Sure. We get it. We expected it. Any halfway informed observer understood that Israel’s public support would diminish with time as the war ground on. As for us at
The Line, our position hasn’t changed. We continue to support the war and its aims. This should not be — it will be, we know, but it should not be — interpreted as some
carte blanche approval of Benjamin Netanyahu or a declaration of Israel perfection. Far from it. We do not condone all that Israel has done, and we are no fans of Netanyahu. Rather, we are simply saddened to report that thus far, the war has proceeded generally as we expected. That’s why the compounding horrors of the last few months haven’t moved our opinion. They were baked in, as it were.
Seriously, folks. Why do you think we were so glum in the immediate aftermath of the attack on Israel? Some of it was obviously the tremendous depravity of the attack itself and all the suffering it caused. But a lot of it was also the certainty that Israel was going to drop the gloves and do everything it could to finish the job this time, civilian casualties be damned. Israel wasn’t going to launch a surgical operation aimed at materially degrading Hamas’s rocket force over the medium term,
it was going to wage war to destroy totally destroy Hamas as an organization.
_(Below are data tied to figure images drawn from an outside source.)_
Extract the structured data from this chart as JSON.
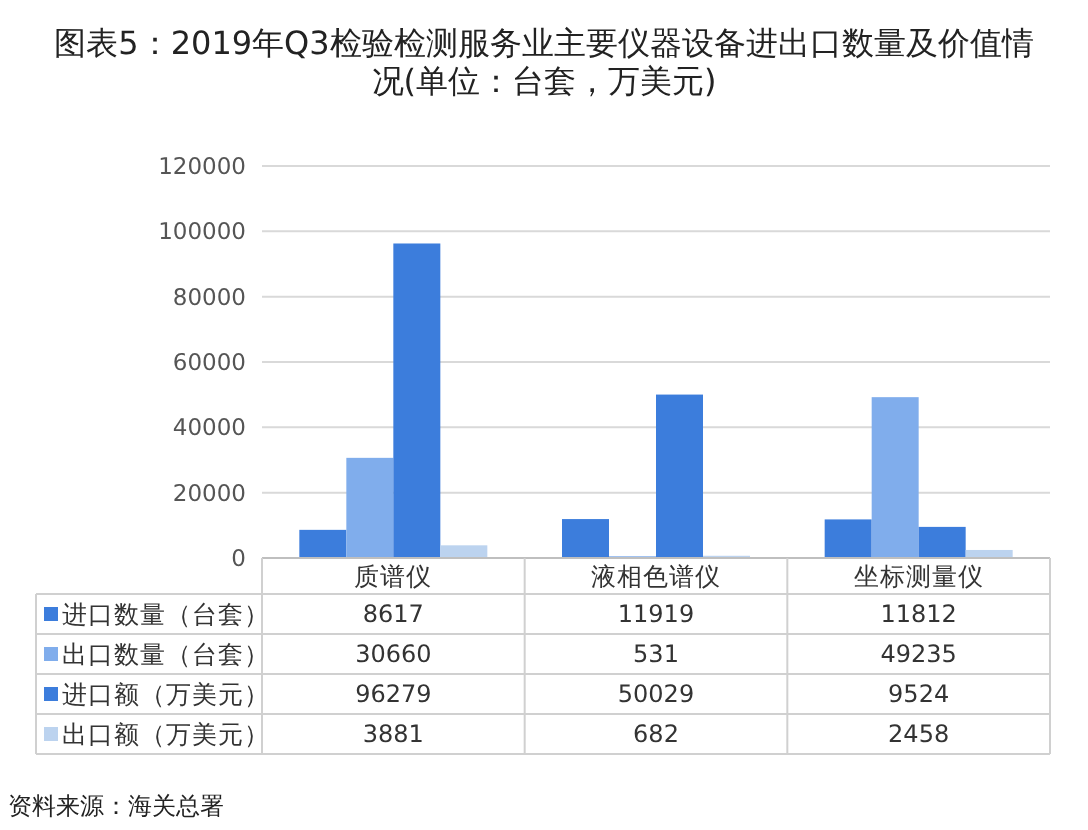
{
  "chart_data": {
    "type": "bar",
    "title": "图表5：2019年Q3检验检测服务业主要仪器设备进出口数量及价值情况(单位：台套，万美元)",
    "categories": [
      "质谱仪",
      "液相色谱仪",
      "坐标测量仪"
    ],
    "series": [
      {
        "name": "进口数量（台套）",
        "color": "#3c7ddc",
        "values": [
          8617,
          11919,
          11812
        ]
      },
      {
        "name": "出口数量（台套）",
        "color": "#80adec",
        "values": [
          30660,
          531,
          49235
        ]
      },
      {
        "name": "进口额（万美元）",
        "color": "#3c7ddc",
        "values": [
          96279,
          50029,
          9524
        ]
      },
      {
        "name": "出口额（万美元）",
        "color": "#bcd3ef",
        "values": [
          3881,
          682,
          2458
        ]
      }
    ],
    "ylim": [
      0,
      120000
    ],
    "yticks": [
      0,
      20000,
      40000,
      60000,
      80000,
      100000,
      120000
    ],
    "grid": "y",
    "legend": "bottom",
    "data_labels": true,
    "annotations": [
      "资料来源：海关总署"
    ]
  }
}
We understood that on the first day, and also understood what that was going to look like. Some of you, seemingly, did not.
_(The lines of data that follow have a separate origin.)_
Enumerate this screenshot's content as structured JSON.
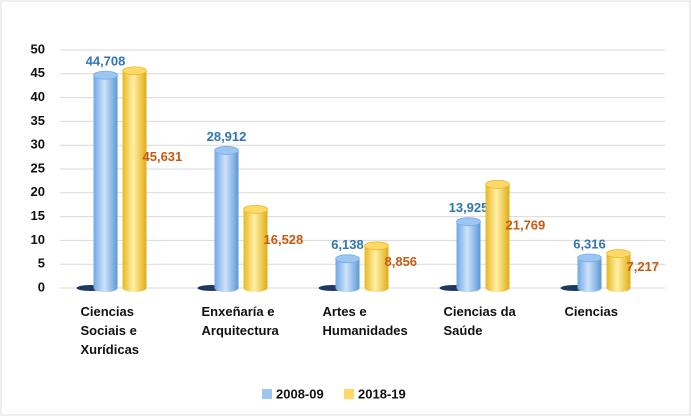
{
  "chart_data": {
    "type": "bar",
    "categories": [
      "Ciencias Sociais e Xurídicas",
      "Enxeñaría e Arquitectura",
      "Artes e Humanidades",
      "Ciencias da Saúde",
      "Ciencias"
    ],
    "series": [
      {
        "name": "2008-09",
        "color": "#9cc5f2",
        "label_color": "#2e75b6",
        "values": [
          44.708,
          28.912,
          6.138,
          13.925,
          6.316
        ],
        "value_labels": [
          "44,708",
          "28,912",
          "6,138",
          "13,925",
          "6,316"
        ]
      },
      {
        "name": "2018-19",
        "color": "#ffd966",
        "label_color": "#c55a11",
        "values": [
          45.631,
          16.528,
          8.856,
          21.769,
          7.217
        ],
        "value_labels": [
          "45,631",
          "16,528",
          "8,856",
          "21,769",
          "7,217"
        ]
      }
    ],
    "ylim": [
      0,
      50
    ],
    "yticks": [
      0,
      5,
      10,
      15,
      20,
      25,
      30,
      35,
      40,
      45,
      50
    ],
    "grid": true,
    "legend": "bottom"
  }
}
Indeed, before Israel’s main attack began,
Line editor Gurney sketched out during an interview with broadcaster Charles Adler what such a campaign would likely look like, using nothing more than broad historical comparisons and military rules of thumb. Gurney estimated that civilian deaths would be at least in the 30,000-50,000 range, because, typically, a trained military force attacking an enemy force inside an urban area has inflicted somewhere between 10 to 0.5 civilian casualties for every enemy combatant killed.
That’s a hugely broad range, we grant, but that’s what history tells us. Indeed, Gaza would normally be expected to be on the higher range of that scale — it is densely populated and there is nowhere for the civilian population to evacuate: a worst-case scenario for collateral damage. Hamas had a pre-war fighting strength of an estimated 30,000-40,000. Killing half, an approximate minimum traditionally required to render a military force combat ineffective, would accordingly mean killing 15,000-20,000 terrorists.
Do the math. The expected range of civilian casualties was therefore anywhere from 7,500 to 200,000.
The estimated total death toll in Gaza is, to date, between 30,000 and 35,000. That’s likely an undercount, but it’s the available figure, so we’ll run with it. Some of those are undoubtedly Hamas terrorists; Israel claims that it has killed at least 10,000. We don’t automatically accept that number, but just for the sake of argument, let’s run with that one, too. That leaves us with 20,000-25,000 civilian dead. The keen reader will note that that is closer to the lower end of the range, despite Gaza being an environment where we’d expect the civilian losses to be on the high end.
This is why we scoff at the accusations of genocide. Westerners have truly forgotten what war — real wars, not little police actions or brushfire conflicts — looks like. It looks like Gaza today.
We know the above analysis will be off-putting to many. It’s cold and clinical. We can only repeat that we are not immune to the sadness and horror many feel. But war is as much about numbers as anything, and these are the numbers.
Will Israel succeed? We don’t know. We hope so. But we sure as hell appreciate that tut-tutting from the sidelines wasn’t going to be a deterrent. And for those newly among the “Ceasefire now!” chorus, you have every right to your moral convictions, but if that isn’t balanced with an understanding of why Israel DGAF about your feelings, we don’t know what to tell you.